Il s’agit d’éviter que ne se reproduise ce qui s’est passé dans le secteur de la musique, à savoir une espèce d’alliance économique et financière entre, d’un côté, les quatre majors et, de l’autre, iTunes.
Cette proposition de loi répond donc à une demande forte de régulation de la part du secteur, en conférant à l’éditeur, comme dans la loi de 1981, la maîtrise du prix de vente des livres homothétiques. Elle établit que le prix fixé s’impose à tous les revendeurs, fermant ainsi la porte aux politiques de dumping qui ont pour principal effet d’exclure du marché les acteurs les plus faibles et de priver les ayants droit de leur juste rémunération.
Comme l’a rappelé Mme le rapporteur, cette proposition de loi repose sur une définition du livre numérique restreinte et excluant les produits multimédias.
En d’autres termes, mes chers collègues, nous devons avoir conscience que, au train où vont les choses, nous ne réglerons pas tous les problèmes. Très vite, les technologies de pointe, telles que la réalité augmentée, permettront au livre papier, que l’on devra toujours à un auteur, de se transformer en livre vivant et tridimensionnel et de proposer des contenus multimédias. Je crois d’ailleurs que ce sont ces livres différents qui feront décoller le marché du livre numérique.
Par exemple, dans la version e-book, les notes de bas de page seront transformées en liens, dirigeant soit vers un site internet, soit vers un contenu téléchargé en même temps que le reste. Ce genre de livres, aux formidables possibilités, sera l’avenir de l’histoire, de la musique, des savoirs, des ouvrages de voyage.
Il est certain que, à l’avenir, nous devrons intervenir de manière anticipée sur toutes les déclinaisons du livre numérique. Nous risquons sinon de nous retrouver dans un système où la régulation sera réalisée par une alliance entre les vendeurs de terminaux, les opérateurs et un nombre limité de grandes maisons. Or au nom de quoi priverait-on les auteurs des revenus de leur travail ?
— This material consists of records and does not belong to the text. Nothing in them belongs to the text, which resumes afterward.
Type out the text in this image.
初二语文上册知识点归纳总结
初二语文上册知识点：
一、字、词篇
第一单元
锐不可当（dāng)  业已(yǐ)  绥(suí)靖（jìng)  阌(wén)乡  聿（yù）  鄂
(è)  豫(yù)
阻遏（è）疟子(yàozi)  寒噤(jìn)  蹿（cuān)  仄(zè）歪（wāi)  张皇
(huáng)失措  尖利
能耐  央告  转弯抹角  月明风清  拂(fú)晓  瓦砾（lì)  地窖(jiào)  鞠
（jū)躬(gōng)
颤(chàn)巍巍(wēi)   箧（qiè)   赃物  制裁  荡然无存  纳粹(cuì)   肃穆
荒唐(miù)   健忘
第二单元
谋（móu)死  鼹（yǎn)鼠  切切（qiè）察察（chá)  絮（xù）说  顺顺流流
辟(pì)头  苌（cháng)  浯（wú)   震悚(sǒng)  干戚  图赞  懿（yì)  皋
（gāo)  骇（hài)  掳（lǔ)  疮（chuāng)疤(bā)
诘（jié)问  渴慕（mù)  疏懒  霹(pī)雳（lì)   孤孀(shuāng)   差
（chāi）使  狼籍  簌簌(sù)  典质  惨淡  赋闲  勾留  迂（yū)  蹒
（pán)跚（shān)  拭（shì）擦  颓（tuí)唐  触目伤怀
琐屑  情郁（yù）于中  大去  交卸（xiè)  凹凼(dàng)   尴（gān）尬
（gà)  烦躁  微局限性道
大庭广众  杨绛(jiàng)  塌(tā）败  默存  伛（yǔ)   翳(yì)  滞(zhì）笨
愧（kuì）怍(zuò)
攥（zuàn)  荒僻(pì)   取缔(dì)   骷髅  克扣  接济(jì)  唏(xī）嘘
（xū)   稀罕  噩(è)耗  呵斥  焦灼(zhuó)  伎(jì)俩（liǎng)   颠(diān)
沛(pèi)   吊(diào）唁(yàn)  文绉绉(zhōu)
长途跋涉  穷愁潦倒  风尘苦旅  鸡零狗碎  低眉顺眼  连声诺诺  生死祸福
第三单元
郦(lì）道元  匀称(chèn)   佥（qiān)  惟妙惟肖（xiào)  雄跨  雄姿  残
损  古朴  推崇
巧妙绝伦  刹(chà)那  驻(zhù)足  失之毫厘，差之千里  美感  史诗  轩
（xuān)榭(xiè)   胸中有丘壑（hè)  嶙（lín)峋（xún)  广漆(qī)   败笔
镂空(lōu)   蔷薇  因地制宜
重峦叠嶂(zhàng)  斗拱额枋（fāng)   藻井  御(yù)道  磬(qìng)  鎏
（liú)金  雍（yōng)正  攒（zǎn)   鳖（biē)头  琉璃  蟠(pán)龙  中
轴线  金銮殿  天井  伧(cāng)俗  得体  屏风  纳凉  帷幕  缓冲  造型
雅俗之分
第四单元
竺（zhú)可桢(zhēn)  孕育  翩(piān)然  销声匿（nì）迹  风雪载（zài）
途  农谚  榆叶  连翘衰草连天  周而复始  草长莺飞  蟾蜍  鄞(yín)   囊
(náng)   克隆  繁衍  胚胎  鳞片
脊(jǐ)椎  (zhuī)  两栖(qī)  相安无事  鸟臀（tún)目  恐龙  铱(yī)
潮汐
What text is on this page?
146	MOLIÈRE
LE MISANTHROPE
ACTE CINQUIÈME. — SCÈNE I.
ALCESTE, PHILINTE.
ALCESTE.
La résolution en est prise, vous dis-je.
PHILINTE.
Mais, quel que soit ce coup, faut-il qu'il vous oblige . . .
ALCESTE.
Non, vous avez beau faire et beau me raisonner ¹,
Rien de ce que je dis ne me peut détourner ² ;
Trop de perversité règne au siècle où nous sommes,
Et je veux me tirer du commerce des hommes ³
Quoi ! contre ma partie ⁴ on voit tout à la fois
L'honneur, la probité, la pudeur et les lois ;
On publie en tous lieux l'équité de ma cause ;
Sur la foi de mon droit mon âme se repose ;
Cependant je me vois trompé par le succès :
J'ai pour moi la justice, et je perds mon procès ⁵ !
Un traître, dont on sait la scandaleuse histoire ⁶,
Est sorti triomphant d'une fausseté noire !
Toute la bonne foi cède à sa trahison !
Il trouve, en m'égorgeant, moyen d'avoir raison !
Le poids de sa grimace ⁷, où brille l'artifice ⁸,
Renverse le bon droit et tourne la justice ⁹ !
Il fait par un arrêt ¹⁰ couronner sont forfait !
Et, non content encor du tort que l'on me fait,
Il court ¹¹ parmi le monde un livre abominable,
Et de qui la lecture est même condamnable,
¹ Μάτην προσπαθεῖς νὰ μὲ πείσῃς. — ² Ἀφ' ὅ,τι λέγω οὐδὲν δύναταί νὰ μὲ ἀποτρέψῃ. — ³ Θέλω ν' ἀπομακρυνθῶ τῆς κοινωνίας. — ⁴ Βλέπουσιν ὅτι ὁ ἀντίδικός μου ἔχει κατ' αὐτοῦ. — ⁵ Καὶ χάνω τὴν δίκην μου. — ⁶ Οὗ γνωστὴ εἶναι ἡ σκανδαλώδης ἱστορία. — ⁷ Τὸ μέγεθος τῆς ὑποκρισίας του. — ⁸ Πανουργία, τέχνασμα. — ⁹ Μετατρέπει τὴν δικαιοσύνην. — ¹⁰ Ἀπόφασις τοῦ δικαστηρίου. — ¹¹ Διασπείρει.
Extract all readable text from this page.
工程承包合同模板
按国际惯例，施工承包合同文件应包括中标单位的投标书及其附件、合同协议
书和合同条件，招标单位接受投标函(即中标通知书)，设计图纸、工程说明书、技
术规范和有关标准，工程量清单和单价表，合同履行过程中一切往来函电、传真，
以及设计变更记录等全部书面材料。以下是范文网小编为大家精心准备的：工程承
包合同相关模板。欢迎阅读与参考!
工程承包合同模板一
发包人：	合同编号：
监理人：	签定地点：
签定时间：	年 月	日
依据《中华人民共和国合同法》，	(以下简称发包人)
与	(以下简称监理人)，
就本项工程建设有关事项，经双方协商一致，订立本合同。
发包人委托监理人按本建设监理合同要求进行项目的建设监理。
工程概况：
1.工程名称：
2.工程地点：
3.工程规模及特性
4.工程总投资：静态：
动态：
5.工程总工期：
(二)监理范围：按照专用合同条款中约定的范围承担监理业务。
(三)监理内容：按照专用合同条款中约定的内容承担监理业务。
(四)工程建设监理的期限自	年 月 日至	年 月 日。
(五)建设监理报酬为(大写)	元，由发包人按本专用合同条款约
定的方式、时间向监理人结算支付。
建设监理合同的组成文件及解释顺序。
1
Ces remarques faites, je formulerai un regret et évoquerai quelques enjeux.
Alors que le marché du livre numérique est naissant, il faudrait lui donner une impulsion réelle, en décidant pour lui d’un taux de TVA équivalant à celui qui s’applique au livre papier. L’un des enjeux de cette question est de permettre, comme pour la musique, une offre légale attractive. En effet, ne nous leurrons pas : ce que veut l’internaute, à défaut de disposer d’un bien gratuitement, c’est une offre à moindre coût. Dans ce contexte, appliquer une TVA à 19,6 % et non à 5,5 % est absurde à l’heure où il faut mettre en place un véritable levier de développement pour ce marché émergent. Le prochain projet de loi de finances sera l’occasion de rectifier cette incohérence.
Il faut également que tous aient accès dans les mêmes conditions au livre numérique. Cela suppose égalité du prix, égalité des outils, égalité de tous quant à l’accès à la culture pour assurer cette diversité.
La protection du consommateur face à la guerre des formats est donc primordiale. Si j’achète aujourd’hui un livre numérique sous tel ou tel format, pourrai-je le lire demain, dans six mois, dans deux ans, dans cinq ans, avec une nouvelle tablette ? Si tel n’est pas le cas, j’aurai investi à perte par rapport à l’achat d’un livre papier que je peux, sauf s’il se détériore bien sûr, conserver.
Il est donc fondamental que celui qui rémunère toute la filière du livre numérique, c’est-à-dire l’acheteur, ne fasse pas les frais d’une guerre de formats ni de systèmes fermés, dont on peut craindre, en effet, qu’un certain nombre ne voient le jour.
Or il faut un système ouvert dans lequel toute la filière puisse se retrouver, qu’il s’agisse d’abord des auteurs, dont la création sera diffusée très largement, ensuite des éditeurs qui, dans un système ouvert de prix fixes, auront toujours la possibilité d’établir ces derniers et de négocier les droits numériques vis-à-vis des auteurs, enfin des librairies, parce que le pari est que chacun d’entre eux, quelle que soit sa taille ou sa capacité d’investissement, puisse revendre la version numérique du livre, avec un catalogue allant au-delà du stock physique dont il dispose dans sa librairie.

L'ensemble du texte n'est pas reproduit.